I can’t figure him out. He called me a slapper yesterday and I punched him for his trouble and now he is being friendly at the very least if not charming like in the club.
“What should I call you?” I move the ice, but he just replaces it.
“Leave it on,” he replies tersely. “Mason, or Mase. Most people call me Mase. I prefer Mase.”
“Can I try Mason to start with?” I ask, nervously thinking that Mase is too much too soon, all things considered.
“To start with?” He smiles. “Of course. Omelette,” he suggests, rolling his shirt sleeves up turning his back on me to mix three eggs in a bowl.
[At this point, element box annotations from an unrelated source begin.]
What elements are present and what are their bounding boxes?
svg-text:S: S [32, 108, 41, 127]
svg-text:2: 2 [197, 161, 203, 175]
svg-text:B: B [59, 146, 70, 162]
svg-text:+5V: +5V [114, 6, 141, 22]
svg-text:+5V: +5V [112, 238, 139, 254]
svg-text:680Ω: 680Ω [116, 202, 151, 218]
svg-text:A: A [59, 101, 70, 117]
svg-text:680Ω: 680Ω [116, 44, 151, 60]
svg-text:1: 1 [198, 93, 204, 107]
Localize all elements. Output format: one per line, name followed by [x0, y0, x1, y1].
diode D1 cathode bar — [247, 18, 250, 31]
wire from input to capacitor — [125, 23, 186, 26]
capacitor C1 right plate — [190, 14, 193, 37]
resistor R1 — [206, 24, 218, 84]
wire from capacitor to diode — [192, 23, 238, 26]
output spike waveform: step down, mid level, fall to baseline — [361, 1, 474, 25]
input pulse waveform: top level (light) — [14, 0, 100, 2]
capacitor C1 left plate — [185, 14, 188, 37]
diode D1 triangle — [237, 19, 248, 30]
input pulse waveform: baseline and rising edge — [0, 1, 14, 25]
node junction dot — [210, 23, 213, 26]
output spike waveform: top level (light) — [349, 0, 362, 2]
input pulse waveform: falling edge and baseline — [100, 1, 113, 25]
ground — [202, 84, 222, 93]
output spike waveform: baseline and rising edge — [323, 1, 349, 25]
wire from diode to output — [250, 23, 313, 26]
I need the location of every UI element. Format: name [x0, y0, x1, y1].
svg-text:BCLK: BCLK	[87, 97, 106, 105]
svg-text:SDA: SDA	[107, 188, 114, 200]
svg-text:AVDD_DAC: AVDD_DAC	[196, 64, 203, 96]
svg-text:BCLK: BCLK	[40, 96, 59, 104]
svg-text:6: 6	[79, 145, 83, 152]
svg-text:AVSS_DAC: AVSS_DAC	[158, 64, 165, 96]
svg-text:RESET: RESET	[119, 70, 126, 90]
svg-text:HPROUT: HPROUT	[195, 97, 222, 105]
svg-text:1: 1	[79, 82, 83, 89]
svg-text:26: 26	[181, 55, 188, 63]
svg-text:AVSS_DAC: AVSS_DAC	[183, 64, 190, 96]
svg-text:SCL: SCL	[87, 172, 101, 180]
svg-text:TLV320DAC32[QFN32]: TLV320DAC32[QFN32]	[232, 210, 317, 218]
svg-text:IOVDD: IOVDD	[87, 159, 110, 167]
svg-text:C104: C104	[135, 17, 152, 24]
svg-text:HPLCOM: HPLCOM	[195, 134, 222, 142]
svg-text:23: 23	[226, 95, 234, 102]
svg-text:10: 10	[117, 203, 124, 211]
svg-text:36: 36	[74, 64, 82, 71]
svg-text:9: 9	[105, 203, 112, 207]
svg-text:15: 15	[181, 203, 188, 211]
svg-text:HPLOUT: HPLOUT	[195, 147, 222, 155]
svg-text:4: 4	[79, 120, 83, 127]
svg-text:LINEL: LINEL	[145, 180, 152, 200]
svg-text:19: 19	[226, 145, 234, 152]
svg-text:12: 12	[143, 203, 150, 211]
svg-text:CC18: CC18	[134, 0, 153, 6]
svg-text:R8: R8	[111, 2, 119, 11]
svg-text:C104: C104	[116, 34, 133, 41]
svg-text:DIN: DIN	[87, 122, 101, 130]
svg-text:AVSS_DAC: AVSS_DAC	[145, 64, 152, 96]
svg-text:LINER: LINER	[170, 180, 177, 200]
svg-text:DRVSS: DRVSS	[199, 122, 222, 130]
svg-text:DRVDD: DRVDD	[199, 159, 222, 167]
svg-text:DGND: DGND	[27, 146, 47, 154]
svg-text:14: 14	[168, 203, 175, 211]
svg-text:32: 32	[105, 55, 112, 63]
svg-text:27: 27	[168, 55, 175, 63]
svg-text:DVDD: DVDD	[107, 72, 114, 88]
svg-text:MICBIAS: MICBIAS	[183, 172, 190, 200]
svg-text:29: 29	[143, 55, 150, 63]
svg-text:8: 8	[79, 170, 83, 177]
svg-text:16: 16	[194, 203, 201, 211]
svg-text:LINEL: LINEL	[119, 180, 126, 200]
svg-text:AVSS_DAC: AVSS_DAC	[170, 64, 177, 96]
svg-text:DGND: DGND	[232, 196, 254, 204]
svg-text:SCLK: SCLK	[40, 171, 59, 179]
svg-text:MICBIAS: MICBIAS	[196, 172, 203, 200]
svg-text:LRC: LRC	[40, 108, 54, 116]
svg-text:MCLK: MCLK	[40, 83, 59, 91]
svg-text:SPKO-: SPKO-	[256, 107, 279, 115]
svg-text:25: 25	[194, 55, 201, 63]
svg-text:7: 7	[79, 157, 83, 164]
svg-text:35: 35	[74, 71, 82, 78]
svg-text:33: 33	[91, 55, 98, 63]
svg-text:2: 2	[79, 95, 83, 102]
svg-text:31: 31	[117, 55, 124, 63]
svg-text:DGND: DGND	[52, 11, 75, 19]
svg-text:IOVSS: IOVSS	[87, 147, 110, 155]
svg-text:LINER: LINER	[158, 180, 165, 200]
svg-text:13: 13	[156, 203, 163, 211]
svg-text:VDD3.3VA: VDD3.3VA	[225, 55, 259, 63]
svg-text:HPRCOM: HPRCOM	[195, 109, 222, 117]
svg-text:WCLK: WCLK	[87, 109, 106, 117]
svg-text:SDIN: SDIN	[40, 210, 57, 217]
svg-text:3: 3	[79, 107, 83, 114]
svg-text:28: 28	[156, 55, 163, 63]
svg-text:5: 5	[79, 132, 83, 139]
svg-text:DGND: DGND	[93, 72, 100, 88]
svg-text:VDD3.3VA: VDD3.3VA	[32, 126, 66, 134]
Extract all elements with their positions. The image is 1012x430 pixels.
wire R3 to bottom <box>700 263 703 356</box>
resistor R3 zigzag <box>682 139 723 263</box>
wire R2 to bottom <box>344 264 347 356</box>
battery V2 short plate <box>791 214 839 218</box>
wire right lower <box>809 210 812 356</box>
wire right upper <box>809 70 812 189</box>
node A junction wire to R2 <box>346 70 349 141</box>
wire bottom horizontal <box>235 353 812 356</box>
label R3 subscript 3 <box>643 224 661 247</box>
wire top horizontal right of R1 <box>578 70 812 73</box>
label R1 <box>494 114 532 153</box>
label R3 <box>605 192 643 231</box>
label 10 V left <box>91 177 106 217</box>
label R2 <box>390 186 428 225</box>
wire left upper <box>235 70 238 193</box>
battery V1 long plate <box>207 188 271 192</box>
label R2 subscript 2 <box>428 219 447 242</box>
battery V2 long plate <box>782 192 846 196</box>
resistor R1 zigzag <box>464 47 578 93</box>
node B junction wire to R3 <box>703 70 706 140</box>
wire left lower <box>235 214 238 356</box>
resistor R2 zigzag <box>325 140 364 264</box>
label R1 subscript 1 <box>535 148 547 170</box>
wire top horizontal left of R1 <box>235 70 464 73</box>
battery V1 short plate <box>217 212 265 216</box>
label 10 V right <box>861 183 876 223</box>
A matter of minutes later he is turning and presenting me with an omelette. He has another clean tea towel thrown over his shoulder, the opposite side to his tattooed side. I know this because I can see the darkness of the tattoo through his white shirt. I realise I may have been staring so look down at my plate and attempt to eat with one hand, my left hand, which proves to be a struggle. Mason, Mase, sees this and from his position on the opposite side of the bar he takes my fork and breaks my omelette into bite sized pieces and once done he feeds me a piece. I think we should talk about this, the shift of things between us again, but after our last attempt, well my last suggestion at talking I keep quiet, but I do take hold of my own fork and feed myself.
“Thank you,” I say once I have consumed the last mouthful of my breakfast. “It was delicious.”
“Good, and now you need to take two of these. You don’t have allergies, do you?” He places two pills in one hand and a glass of water on the other.
“No, no allergies. What are they?” I ask nervously.